When asmr set foot consciously in my life I was about ten years old and looking at someone making a tremendous effort to write a few words on paper. In my case, it seems to require unintentional tapping into a different person’s concentrated energy towards a highly particular, trivial activity to experience asmr, which makes it a social phenomenon close to telepathy.
When it occurred I have preferred to remain within asmr as long as possible. At the same time I never took steps to prolong its effect. Daily matters usually took over and pulled out of asmr, although I have let it interrupt library reading for an hour once. It involves lower, alpha frequency brain waves, while reading and being alert requires beta waves. I have found it hard to concentrate on the feeling so as to make it last longer.
The purpose of asmr may well lie in sensitizing our brain to other-worldly phenomena. In my experience, to develop a sensitivity for asmr and other sensation, it takes a child with a typical perception of the world. A child who is often tired from being overwhelmed with life’s impressions, that frequently allows for daydreaming interludes, that has a vast curiosity for answers to both big and weird questions, and that has been stimulated in an contributive, triggering manner by television and video-based media. I’m inclined to say by non-thought inducing or non-strategy games, and rather by racing and being-in-the-flow games. Asmr therefore does not seem to happen to the alert, rational and pre-scientific mind, and does not contribute to children becoming part of the scientific community 2014, which still largely extends the Enlightenment era of soft positivism.

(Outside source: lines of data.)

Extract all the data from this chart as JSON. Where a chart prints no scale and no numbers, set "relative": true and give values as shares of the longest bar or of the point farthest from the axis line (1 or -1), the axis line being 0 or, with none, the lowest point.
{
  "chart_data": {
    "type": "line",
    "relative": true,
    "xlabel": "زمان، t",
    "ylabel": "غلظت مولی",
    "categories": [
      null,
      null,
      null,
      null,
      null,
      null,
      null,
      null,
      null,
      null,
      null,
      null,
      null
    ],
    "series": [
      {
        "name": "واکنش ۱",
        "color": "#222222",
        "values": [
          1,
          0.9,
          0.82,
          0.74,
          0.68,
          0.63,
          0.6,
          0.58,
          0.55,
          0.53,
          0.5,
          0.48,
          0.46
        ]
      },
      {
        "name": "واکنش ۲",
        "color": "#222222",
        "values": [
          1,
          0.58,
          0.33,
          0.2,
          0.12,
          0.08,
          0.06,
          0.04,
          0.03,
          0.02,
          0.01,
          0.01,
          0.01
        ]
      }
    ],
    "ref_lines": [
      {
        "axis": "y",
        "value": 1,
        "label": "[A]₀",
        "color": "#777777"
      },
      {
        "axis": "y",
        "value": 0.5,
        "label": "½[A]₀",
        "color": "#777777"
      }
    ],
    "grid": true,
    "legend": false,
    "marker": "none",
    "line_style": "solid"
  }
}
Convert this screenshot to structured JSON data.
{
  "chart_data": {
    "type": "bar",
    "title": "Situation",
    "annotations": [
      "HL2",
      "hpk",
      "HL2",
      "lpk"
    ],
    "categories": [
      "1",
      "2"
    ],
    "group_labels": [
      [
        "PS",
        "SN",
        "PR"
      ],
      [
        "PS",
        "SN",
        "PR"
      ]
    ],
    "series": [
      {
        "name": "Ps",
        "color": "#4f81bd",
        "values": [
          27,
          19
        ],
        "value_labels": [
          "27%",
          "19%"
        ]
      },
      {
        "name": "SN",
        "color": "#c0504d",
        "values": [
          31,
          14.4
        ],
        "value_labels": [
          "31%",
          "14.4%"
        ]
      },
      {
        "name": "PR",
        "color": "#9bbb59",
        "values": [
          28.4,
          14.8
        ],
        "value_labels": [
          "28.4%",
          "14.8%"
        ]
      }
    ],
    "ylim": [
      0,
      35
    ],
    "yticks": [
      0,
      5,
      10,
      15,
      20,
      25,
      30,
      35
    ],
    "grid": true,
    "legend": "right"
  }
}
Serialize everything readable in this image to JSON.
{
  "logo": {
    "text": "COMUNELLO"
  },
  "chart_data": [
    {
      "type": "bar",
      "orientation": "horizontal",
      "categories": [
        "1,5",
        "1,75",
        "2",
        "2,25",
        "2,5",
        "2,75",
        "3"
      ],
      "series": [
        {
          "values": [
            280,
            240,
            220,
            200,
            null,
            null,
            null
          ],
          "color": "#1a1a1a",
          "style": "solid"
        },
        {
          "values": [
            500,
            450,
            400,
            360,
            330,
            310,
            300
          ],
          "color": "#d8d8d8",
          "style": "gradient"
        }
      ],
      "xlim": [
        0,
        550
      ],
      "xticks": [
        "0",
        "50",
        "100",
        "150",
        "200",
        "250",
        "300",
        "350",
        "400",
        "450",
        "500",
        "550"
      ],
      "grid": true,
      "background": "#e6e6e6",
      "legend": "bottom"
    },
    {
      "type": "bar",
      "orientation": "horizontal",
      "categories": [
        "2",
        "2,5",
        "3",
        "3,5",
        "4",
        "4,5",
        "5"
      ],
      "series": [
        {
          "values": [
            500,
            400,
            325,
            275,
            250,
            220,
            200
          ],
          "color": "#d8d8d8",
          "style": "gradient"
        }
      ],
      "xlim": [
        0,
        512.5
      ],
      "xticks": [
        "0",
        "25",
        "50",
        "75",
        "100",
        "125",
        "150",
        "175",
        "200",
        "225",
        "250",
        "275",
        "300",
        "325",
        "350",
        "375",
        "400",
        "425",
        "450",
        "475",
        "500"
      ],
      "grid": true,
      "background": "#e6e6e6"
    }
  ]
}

Since asmr may have purposes that far exceed the current goals and directions of the scientific institutions, we may not want to have too much focus for what science in the traditional sense has in store for asmr. It is fine to make use of this apparatus to make the phenomenon known to the manifold. But research, in my view, may benefit from an unorthodox, perhaps phenomenological, qualitative approach to asmr, rather than, for example, a neurophysiological, qualitative one. It has become clear from psychical research that tracing the nature of ESP requires the personal, idiosyncratic (non-nomothetic) approach, involving the very personal, emotional situatedness within particular life circumstances, such as a forgotten short-lived but intense love affair. If we can find ways in which asmr-experiences can be seen as guides or entrance ways to more rewarding ESP insights, the purpose of asmr may reach far beyond simple relaxation.